Tem ganhado força em algumas democracias ocidentais a discussão sobre as possibilidades de instauração de um processo de Impeachment visando destituir do cargo autoridades do poder executivo, principalmente aqueles investidos na função de presidente, cujos governos comprometem a segurança e os interesses do Estado.

Inicialmente, faz-se necessário analisar a natureza jurídica do Impeachment, identificando suas dimensões políticas e jurídicas desse processo.
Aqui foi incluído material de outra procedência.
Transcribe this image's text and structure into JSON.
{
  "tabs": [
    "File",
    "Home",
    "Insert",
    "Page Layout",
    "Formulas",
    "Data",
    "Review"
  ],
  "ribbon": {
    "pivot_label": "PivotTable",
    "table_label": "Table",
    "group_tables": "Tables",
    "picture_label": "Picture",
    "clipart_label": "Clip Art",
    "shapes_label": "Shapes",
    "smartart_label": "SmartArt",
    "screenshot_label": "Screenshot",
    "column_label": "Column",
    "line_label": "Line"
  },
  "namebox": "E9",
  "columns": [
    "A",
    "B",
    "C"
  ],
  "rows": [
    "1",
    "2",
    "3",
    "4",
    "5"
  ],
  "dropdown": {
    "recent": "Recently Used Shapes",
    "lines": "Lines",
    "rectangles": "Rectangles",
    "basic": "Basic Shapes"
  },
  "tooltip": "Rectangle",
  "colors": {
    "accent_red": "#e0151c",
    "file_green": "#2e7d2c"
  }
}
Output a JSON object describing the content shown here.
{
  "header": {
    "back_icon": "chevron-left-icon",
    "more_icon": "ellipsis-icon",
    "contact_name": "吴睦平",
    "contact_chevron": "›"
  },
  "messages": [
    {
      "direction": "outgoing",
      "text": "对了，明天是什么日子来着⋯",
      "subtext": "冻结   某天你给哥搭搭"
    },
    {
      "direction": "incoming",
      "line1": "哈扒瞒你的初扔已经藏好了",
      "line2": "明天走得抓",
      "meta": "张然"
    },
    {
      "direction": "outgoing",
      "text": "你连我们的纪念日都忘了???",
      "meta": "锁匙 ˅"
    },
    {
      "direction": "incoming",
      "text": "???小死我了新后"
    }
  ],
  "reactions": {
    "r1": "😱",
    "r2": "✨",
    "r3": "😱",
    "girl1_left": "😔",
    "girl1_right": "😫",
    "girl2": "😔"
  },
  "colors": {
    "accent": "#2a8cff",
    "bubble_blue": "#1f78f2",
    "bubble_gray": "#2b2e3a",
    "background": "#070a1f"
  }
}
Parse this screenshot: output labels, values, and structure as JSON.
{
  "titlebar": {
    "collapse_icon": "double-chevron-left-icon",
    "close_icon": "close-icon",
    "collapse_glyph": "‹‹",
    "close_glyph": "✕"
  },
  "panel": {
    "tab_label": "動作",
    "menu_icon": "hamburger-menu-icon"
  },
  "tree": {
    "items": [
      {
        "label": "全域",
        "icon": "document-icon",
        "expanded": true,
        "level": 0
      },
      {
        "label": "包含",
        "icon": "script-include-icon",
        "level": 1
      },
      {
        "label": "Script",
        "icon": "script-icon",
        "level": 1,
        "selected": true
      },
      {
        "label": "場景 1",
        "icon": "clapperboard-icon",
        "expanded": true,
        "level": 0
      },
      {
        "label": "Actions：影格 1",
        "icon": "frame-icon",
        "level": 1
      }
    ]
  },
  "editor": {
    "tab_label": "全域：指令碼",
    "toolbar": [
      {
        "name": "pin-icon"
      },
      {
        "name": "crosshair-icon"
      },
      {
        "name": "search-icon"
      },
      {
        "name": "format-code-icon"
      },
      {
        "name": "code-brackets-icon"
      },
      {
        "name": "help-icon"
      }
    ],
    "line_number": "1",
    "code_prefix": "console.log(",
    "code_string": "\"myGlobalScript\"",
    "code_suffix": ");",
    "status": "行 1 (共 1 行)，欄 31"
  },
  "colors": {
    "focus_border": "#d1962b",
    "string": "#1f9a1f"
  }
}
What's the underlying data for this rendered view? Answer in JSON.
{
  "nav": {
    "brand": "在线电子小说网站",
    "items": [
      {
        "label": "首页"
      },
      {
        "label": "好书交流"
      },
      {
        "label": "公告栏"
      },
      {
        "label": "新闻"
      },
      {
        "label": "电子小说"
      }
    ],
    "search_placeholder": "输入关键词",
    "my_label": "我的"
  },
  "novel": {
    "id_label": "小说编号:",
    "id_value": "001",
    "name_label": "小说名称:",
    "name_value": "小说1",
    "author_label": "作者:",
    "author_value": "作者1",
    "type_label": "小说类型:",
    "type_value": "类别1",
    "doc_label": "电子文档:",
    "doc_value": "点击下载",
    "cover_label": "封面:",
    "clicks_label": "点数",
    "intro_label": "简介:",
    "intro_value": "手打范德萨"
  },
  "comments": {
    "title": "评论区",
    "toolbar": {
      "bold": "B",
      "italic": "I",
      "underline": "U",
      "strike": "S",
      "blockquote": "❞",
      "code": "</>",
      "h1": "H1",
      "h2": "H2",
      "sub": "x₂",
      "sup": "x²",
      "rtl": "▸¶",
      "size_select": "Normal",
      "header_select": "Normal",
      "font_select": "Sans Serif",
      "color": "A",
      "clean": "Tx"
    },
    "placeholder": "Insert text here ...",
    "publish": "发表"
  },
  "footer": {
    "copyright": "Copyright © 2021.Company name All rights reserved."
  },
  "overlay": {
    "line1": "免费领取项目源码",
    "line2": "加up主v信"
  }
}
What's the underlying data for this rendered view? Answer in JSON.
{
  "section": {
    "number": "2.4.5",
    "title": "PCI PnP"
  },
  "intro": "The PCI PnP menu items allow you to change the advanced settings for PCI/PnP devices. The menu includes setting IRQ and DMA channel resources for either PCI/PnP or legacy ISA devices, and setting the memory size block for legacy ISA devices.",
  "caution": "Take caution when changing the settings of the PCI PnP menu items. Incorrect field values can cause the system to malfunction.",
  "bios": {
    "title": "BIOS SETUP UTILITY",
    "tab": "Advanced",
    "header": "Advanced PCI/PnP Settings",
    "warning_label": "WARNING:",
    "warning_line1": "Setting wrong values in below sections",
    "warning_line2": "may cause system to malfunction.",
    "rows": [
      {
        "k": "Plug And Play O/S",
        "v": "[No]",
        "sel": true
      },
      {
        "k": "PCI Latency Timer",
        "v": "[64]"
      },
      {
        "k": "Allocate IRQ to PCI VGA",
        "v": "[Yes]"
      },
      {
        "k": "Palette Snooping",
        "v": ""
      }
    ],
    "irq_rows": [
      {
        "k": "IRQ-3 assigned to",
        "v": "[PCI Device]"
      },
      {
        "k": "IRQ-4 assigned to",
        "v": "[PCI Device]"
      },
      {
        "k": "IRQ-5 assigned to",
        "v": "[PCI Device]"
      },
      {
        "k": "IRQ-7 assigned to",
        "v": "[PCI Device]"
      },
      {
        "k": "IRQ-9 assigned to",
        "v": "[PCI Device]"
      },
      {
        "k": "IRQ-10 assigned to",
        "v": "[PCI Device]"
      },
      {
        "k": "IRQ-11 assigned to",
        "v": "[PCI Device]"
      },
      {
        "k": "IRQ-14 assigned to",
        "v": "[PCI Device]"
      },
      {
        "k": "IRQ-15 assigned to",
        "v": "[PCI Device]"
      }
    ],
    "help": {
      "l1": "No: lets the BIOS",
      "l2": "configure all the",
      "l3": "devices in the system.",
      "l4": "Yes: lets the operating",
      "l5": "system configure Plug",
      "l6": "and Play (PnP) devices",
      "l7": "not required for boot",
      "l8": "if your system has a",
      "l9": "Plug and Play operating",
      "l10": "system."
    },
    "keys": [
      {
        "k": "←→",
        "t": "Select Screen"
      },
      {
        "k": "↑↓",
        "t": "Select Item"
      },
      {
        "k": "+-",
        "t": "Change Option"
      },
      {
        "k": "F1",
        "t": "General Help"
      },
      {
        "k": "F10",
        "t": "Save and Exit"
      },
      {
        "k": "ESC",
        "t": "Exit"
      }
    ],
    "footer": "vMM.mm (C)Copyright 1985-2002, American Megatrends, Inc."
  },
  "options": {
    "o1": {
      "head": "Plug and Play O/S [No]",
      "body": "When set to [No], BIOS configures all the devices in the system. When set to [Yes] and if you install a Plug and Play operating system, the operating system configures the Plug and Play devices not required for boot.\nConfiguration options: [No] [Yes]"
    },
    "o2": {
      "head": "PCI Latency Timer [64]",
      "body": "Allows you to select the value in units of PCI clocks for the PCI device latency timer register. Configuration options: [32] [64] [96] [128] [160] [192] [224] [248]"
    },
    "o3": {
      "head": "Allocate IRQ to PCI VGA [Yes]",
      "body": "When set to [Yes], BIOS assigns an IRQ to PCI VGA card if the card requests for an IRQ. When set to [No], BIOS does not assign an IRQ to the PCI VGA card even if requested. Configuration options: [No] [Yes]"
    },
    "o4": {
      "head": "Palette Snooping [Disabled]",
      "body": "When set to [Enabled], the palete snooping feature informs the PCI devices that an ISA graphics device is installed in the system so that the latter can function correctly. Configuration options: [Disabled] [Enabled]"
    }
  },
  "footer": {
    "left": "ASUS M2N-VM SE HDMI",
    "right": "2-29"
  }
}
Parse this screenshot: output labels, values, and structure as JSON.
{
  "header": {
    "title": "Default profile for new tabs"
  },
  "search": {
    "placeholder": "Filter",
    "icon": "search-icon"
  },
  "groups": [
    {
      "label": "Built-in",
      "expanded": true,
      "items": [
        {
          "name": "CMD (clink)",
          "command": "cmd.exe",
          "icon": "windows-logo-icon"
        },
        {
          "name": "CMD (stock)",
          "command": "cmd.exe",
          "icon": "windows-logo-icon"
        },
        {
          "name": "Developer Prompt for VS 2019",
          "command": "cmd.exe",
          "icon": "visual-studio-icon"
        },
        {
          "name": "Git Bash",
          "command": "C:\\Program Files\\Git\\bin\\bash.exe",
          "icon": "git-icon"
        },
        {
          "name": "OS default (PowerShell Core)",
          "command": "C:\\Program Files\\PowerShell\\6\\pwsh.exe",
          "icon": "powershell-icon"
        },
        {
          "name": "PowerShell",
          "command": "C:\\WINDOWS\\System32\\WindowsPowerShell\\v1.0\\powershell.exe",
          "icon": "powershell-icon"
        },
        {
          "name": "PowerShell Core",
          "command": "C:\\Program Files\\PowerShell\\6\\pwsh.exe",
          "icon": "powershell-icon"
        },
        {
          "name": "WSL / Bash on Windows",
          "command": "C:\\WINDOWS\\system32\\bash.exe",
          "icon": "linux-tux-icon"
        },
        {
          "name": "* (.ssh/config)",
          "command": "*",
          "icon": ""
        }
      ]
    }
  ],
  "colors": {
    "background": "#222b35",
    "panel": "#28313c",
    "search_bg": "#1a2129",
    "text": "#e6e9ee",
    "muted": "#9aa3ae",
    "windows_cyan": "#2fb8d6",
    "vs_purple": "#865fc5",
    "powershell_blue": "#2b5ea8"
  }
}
Assim, torna-se possível caracterizar os requisitos legais para a propositura e o cenário político que poderá impelir esse processo.

Por fim, far-se-á uma discussão sobre a necessidade do Impeachment como ferramenta democrática que vise assegurar um governo responsável ao Estado, que administre com honradez as funções delegadas àquele. Ou se esse trata-se de instituto meramente político, cujo parlamento pode se valer para fragilizar ou mesmo depor um presidente democraticamente eleito.

 2 NATUREZA DO IMPEACHMENT

Em verdade, o impeachment, tem suas bases iniciais no ordenamento jurídico Inglês, onde é possível verificar que se trata de uma ferramenta judicial para proteger o Estado de um mau governo.  Assim, esse instituto visava punir membros do poder executivo, condenados na Câmara dos Lordes, por terem cometido crimes graves, previstos na legislação penal, cujas sanções eram diversas.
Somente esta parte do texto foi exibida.